Experimental result: the Fructus Schisandrae Chinensis supercritical extract can reverse the multi-drug resistance of the tumor by Pgp, MRP1 and MXR mediation.
Table 12: Fructus Schisandrae Chinensis supercritical extract (50 μ g/ml) is to the K562/ADR drug resistance inversion
Medicine | IC
50 | Drug resistance reverses multiple |
Do not add the Fructus Schisandrae Chinensis supercritical extract | Add the Fructus Schisandrae Chinensis supercritical extract |
Daunorubicin | 1.61 | 0.11 | 14.6 |
Paclitaxel | 1.1 | 0.32 | 3.4 |
Vincristine | 0.87 | 0.15 | 5.8 |
Conclusion: the Fructus Schisandrae Chinensis supercritical extract can reverse the multi-drug resistance of the tumor by the Pgp mediation
Table 13: Fructus Schisandrae Chinensis supercritical extract (50 μ g/ml) is to the MCF7/ADR drug resistance inversion
Medicine | IC
50 | Drug resistance reverses multiple |
Do not add the Fructus Schisandrae Chinensis supercritical extract | Add the Fructus Schisandrae Chinensis supercritical extract |
Daunorubicin | 0.32 | 0.021 | 15.2 |
Paclitaxel | 0.73 | 0.13 | 5.6 |
Vincristine | 0.49 | 0.15 | 3.3 |
Conclusion: the Fructus Schisandrae Chinensis supercritical extract can suppress the multi-drug resistance of the tumor of P-gp mediation.

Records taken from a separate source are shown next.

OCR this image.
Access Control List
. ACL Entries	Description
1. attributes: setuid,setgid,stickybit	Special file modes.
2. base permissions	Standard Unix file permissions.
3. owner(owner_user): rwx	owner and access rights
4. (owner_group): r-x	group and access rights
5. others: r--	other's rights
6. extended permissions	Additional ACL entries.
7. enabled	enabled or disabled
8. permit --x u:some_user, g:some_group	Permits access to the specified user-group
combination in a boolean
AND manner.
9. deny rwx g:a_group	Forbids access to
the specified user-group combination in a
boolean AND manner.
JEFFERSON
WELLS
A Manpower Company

Table 14. Fructus Schisandrae Chinensis supercritical extract (50 μ g/ml) is to the drug resistance inversion of HL60/adr
Medicine | IC
50 | Drug resistance reverses multiple |
Do not add the Fructus Schisandrae Chinensis supercritical extract | Add the Fructus Schisandrae Chinensis supercritical extract |
Daunorubicin | 0.50 | 0.021 | 24 |
Paclitaxel | 0.001 | <0.0001 | >10 |
Vincristine | 0.050 | 0.0022 | 23 |
Conclusion: Fructus Schisandrae Chinensis supercritical extract extract can suppress the MRP1 function, reverses the multi-drug resistance of the tumor of MRP1 mediation.
Table 15: Fructus Schisandrae Chinensis supercritical extract (50 μ g/ml) is to the drug resistance inversion of 8226/MX20
Medicine | IC
50 | Drug resistance reverses multiple |
Do not add the Fructus Schisandrae Chinensis supercritical extract | Add the Fructus Schisandrae Chinensis supercritical extract |
Daunorubicin | 0.42 | 0.032 | 13.1 |
Rice takes off anthraquinone | 0.23 | 0.042 | 5.5 |
Conclusion: the Fructus Schisandrae Chinensis supercritical extract can reverse the multidrug resistance of BCRP (MXR) mediation.
In sum, Fructus Schisandrae Chinensis extrat is the multidrug resistance of reversing tumor effectively, and its safety is good, therefore has bigger potential applicability in clinical practice.